HOW TO INFER CELLULAR RESPONSE TO A SMALL STIMULUS FROM BEHAVIORAL VARIABILITY BEFORE STIMULUS IN BACTERIA
January 14th, 2011
Over the last decade, there has been a series of remarkable studies dealing with the characterization of noise in gene regulatory networks and signaling pathways. However, noise has often been regarded as a nuisance that affects cellular behavior and that can be reduced by the use of feedback loops. By contrast, our study is using a unifying framework to establish that in some cases cellular response to stimuli and noise are interdependent traits. We can intuitively understand this result if we assume that the sensitivity of some biological systems (i.e. pathways) to intracellular noise is also an indication of their sensitivity to small extra-cellular perturbations, such as sudden changes in the environment. We experimentally prove the existence of this relationship between the fluctuations of cellular behavior (noise) in single cells and the cellular response to an external stimulus using bacterial chemotaxis in E. coli as a model system.

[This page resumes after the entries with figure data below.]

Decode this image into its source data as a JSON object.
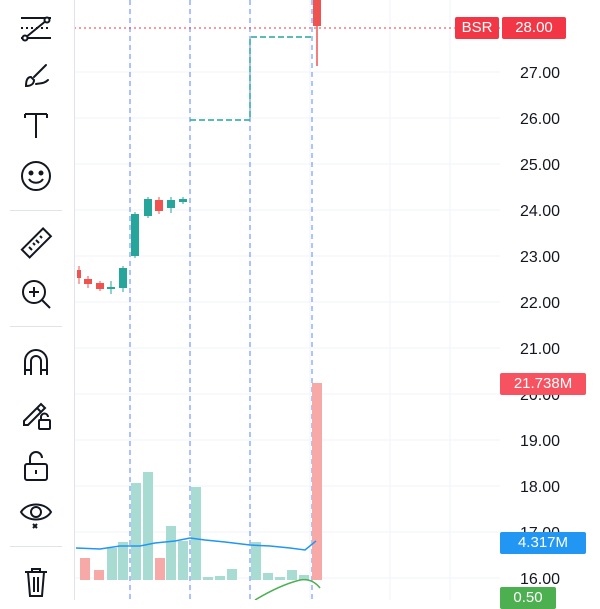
{
  "toolbar": {
    "tools": [
      {
        "name": "trend-line-tools-icon"
      },
      {
        "name": "brush-icon"
      },
      {
        "name": "text-tool-icon"
      },
      {
        "name": "emoji-icon"
      },
      {
        "name": "ruler-icon"
      },
      {
        "name": "zoom-in-icon"
      },
      {
        "name": "magnet-icon"
      },
      {
        "name": "lock-drawings-icon"
      },
      {
        "name": "unlock-icon"
      },
      {
        "name": "eye-icon"
      },
      {
        "name": "trash-icon"
      }
    ]
  },
  "price_scale": {
    "labels": [
      "27.00",
      "26.00",
      "25.00",
      "24.00",
      "23.00",
      "22.00",
      "21.00",
      "20.00",
      "19.00",
      "18.00",
      "17.00",
      "16.00"
    ]
  },
  "tags": {
    "bsr_label": "BSR",
    "bsr_value": "28.00",
    "volume_value": "21.738M",
    "volume_ma_value": "4.317M",
    "lower_value": "0.50"
  },
  "colors": {
    "up": "#26a69a",
    "down": "#ef5350",
    "bsr": "#f23645",
    "ma_line": "#2196f3",
    "grid": "#f0f3fa",
    "dashed_vertical": "#2962ff",
    "lower_indicator": "#4caf50"
  }
}
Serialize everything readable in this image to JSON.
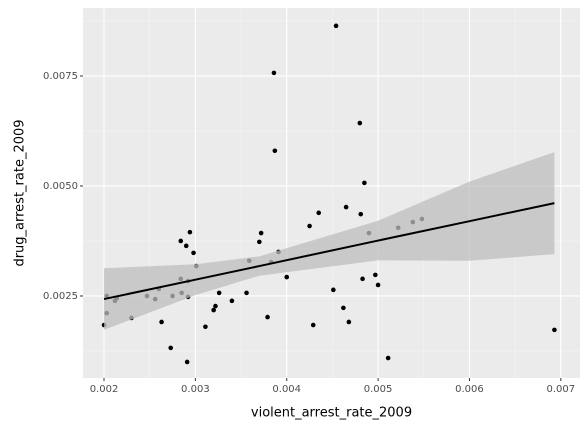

Chemotaxis in E. coli is a locomotion system that allows bacteria to move towards sources of chemical attractants such as Serine and Aspartate. Long flagellar filaments that act like propellers are powered by rotary motors and govern the motile behavior of bacteria. When bacteria can swim in a liquid environment, they exhibit either long smooth runs or abrupt stops, called tumbles, during which cells change randomly direction. Bacteria use this strategy of random walk to search for a better environment. The chemotaxis pathway, one of the best-characterized signal transduction networks, controls the frequency of tumbles. One hallmark of this pathway is adaptation: Following a stepwise stimulus, the tumbling frequency decreases abruptly, before slowly adapting back to its pre-stimulus level. The duration of this adaptive response is defined as the cellular response.
Our study demonstrates that the noise (i.e. fluctuations) in tumbling frequency before stimulus is proportional to the cellular response to a small stimulus. Large noise is associated with long response. Interestingly, we find that this relationship between noise and cellular response is the consequence of a fundamental theorem in physics called the fluctuation-response theorem. Therefore this relationship should not depend on the specific molecular details of the chemotaxis pathways but rather be applicable to a large class of signaling networks.